Carr has tried to downplay that, telling The Hill earlier this year, “Lamar’s appeal in the state is broad, but very, very shallow. ... People understand that they like him, but they like him within the context of a grandfather or a great-grandfather.”  

Maybe most importantly, Alexander has a residence back in Tennessee and comes back to the state virtually every weekend. There’s not been a question about where he does or doesn’t reside, in contrast to Sen. Pat Roberts (R-Kan.), who also faces a primary challenge.

It was the same story with Sen. Lindsey Graham (R-S.C.), who seemed a year ago as though he might be in the fight of his life in a GOP primary. Instead, as Cantor was going down in defeat, Graham crushed his other opponents.

I heard the same descriptions about Alexander that I did about Graham. Both shored up their base early and came home often.

GOP strategist Chip Saltsman, a former Tennessee State Party chairman who managed Mike Huckabee’s 2008 presidential bid, was initially working with Carr when he was running against Rep. Scott DesJarlais (R-Tenn.). But when Carr made the switch, Saltsman stepped down from the campaign in a very public letter, saying his allegiance was to Alexander.
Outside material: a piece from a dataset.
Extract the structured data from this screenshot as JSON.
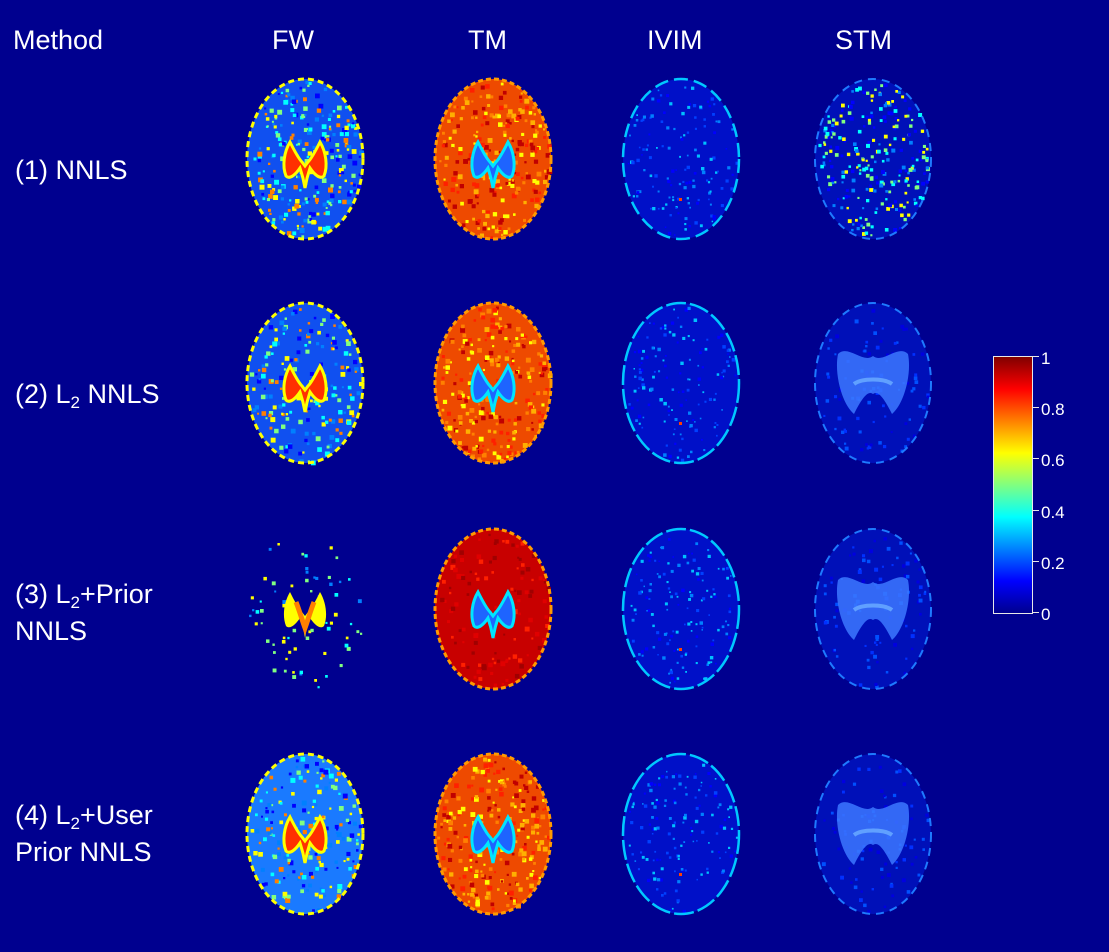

Saltsman admits he’s differed with Alexander sometimes, but says, “even if we disagree, I know he’s been very thoughtful” when he makes a decision he thinks is best for the state.

He emphasized that Alexander’s likely success in the primary isn’t something that quickly came together.

“The Lamar race has been won over the last six years, not the last six months,” said Saltsman.

“People may disagree with him on votes, but you can’t say that he’s not a continual presence at home,” one Tennessee Republican told me Wednesday morning. “Lamar is an institution, and taking down an institution is very difficult. It’s not unachievable, but it is when you have someone who is paying attention at the level he is.”

If a Tea Party challenge gets legs, it could be in Kansas. Physician Milton Wolf attracted momentum in his race against Roberts after The New York Times reported that the GOP senator didn’t have a permanent residence in the state. Instead, he rented a room from donors when he visited Kansas.

Wolf has dubbed Roberts the “senator from Virginia” and noted Roberts’s wife is a real estate agent in Alexandria, Va.

Still, Wolf was badly damaged, after it was revealed he had posted gruesome pictures and commentary about patient X-Rays on his Facebook page. 

Even if the Tea Party strikes out in its Senate challenges this year, there are sure to be more in 2016, when 23 Republican members of the upper chamber will face the voters. But if they follow the Graham/Alexander playbook, they should be just fine.